The Law Office of Jason Tenenbaum, P.C., Garden City (Jason Tenenbaum of counsel), for appellant. Samandarov & Associates, P.C., Floral Park (David M. Gottlieb of counsel), for respondents.
The Law Office of Jason Tenenbaum, P.C., Garden City (Jason Tenenbaum of counsel), for appellant.
Samandarov & Associates, P.C., Floral Park (David M. Gottlieb of counsel), for respondents.
Webber, J.P., Gonza´lez, Scarpulla, Shulman, JJ.
Order, Supreme Court, Bronx County (Alison Y. Tuitt, J.), entered January 15, 2020, which denied the petition to vacate a master arbitration award, dated June 17, 2019, affirming the no-fault arbitrator's award of no-fault benefits to respondents, and dismissed the proceeding brought pursuant to CPLR article 75, unanimously affirmed, without costs, and the matter remanded to Supreme Court for a determination of respondents' reasonable attorneys' fees for this appeal.
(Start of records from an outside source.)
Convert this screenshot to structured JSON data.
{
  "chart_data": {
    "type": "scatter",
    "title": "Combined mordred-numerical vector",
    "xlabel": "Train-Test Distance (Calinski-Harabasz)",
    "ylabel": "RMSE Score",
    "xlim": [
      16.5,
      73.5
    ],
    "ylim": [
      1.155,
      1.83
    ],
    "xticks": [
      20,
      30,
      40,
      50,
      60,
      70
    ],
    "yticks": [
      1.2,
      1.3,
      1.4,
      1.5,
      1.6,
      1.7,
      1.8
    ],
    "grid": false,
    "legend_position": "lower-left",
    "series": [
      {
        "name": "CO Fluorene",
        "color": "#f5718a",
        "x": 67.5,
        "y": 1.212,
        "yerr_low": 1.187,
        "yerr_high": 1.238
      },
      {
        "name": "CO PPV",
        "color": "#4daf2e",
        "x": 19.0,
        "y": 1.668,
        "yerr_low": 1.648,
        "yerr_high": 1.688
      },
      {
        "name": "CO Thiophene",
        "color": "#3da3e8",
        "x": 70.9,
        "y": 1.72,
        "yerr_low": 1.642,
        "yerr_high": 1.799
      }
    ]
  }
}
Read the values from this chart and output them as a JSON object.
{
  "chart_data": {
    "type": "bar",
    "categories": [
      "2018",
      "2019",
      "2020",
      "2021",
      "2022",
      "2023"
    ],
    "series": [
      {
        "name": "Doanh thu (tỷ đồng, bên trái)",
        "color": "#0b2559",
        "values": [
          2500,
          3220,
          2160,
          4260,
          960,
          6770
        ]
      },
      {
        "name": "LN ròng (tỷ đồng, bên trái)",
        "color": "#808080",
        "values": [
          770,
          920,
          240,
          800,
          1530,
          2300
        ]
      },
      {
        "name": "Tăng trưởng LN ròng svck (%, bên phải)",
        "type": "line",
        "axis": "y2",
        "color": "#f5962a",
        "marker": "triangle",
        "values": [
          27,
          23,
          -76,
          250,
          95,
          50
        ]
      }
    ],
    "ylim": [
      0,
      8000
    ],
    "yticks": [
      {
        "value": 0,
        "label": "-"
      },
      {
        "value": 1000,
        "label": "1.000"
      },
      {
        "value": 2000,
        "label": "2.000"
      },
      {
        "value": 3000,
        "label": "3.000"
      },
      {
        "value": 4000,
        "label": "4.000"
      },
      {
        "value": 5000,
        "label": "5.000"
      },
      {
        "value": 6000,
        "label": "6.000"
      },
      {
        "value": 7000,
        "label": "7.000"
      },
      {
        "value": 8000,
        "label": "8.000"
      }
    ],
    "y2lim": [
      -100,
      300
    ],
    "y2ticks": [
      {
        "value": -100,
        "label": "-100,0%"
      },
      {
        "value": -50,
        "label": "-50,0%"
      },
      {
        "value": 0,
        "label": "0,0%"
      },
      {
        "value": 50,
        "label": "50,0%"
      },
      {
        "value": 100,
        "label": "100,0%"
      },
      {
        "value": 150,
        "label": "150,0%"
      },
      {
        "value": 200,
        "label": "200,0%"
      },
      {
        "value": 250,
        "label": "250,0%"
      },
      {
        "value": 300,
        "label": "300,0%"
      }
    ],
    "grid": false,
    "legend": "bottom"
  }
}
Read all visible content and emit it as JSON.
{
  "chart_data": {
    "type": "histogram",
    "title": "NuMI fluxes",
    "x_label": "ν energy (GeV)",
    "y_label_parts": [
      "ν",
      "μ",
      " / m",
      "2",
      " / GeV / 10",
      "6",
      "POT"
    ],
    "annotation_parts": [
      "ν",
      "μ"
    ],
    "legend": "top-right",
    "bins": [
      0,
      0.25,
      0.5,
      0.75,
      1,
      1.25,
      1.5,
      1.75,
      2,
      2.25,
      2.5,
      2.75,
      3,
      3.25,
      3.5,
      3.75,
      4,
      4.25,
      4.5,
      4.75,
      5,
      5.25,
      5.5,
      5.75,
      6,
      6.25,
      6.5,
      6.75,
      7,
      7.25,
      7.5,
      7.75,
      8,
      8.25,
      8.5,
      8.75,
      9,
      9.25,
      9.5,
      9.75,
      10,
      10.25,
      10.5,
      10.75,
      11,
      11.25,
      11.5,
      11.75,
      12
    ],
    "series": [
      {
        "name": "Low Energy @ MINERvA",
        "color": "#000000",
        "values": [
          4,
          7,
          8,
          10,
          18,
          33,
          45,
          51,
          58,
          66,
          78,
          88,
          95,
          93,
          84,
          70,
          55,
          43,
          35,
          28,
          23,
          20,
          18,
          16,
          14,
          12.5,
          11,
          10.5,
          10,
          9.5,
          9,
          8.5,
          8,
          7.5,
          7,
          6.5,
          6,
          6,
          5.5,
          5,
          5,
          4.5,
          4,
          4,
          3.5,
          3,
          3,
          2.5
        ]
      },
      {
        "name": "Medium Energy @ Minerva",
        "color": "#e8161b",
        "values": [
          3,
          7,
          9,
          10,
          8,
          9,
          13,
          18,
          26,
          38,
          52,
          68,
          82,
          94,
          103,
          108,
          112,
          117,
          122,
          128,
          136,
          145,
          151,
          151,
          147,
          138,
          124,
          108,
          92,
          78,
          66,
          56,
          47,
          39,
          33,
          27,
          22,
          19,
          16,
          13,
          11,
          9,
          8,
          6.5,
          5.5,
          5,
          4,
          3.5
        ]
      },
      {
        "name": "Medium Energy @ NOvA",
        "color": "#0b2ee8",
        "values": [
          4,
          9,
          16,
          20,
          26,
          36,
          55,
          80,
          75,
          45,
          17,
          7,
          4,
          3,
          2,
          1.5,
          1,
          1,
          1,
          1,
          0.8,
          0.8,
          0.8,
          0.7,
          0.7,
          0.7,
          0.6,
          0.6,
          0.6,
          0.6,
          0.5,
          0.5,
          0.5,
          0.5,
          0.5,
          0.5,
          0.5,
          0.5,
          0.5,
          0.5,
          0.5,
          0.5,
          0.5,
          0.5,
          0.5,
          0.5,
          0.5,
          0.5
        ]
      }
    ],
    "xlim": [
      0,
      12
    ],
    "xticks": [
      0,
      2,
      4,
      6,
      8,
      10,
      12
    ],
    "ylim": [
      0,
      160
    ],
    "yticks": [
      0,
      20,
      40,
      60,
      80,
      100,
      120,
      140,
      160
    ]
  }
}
The no-fault arbitrator found that petitioner's vague and conclusory explanation that the denial was based on an independent medical examination (IME) which did not support reimbursement, without providing any of the examination's findings, or checking boxes on the NF–10 form to indicate that the denial was based on a lack of medical necessity, was insufficient. The master arbitrator reviewed the no-fault arbitrator's determination and the parties' submissions, and confirmed the no-fault arbitrator's award of benefits to respondent assignees. Supreme Court, reviewing the findings of the master and no-fault arbitrators, correctly found that the award was rational, and was not arbitrary and capricious (see Matter of Petrofsky [Allstate Ins. Co.], 54 N.Y.2d 207, 211, 445 N.Y.S.2d 77, 429 N.E.2d 755 [1981] ; Matter of Rose Castle Redevelopment II, LLC v. Franklin Realty Corp., 184 A.D.3d 230, 234, 126 N.Y.S.3d 2 [1st Dept. 2020] ; Azrielant v. Azrielant, 301 A.D.2d 269, 275, 752 N.Y.S.2d 19 [1st Dept. 2002], lv denied 99 N.Y.2d 509, 760 N.Y.S.2d 100, 790 N.E.2d 274 [2003] ). Petitioner's vague declination of benefits lacked the degree of specificity required by statute and case law, which provide that insurers must clearly inform applicants of their position regarding disputed matters by "appris[ing] the claimant with a high degree of specificity of the ground or grounds on which the disclaimer is predicated" ( General Acc. Ins. Group v. Cirucci, 46 N.Y.2d 862, 864, 414 N.Y.S.2d 512, 387 N.E.2d 223 [1979] ; see 11 NYCRR 65–3.2 [e] ). Respondents are entitled to reasonable attorneys' fees for this appeal, to be determined by Supreme Court (see Matter of Country–Wide Ins. Co. v. Bay Needle Acupuncture, P.C., 167 A.D.3d 404, 89 N.Y.S.3d 69 [1st Dept. 2018] ; 11 NYCRR 65–4.10 [j][4] ).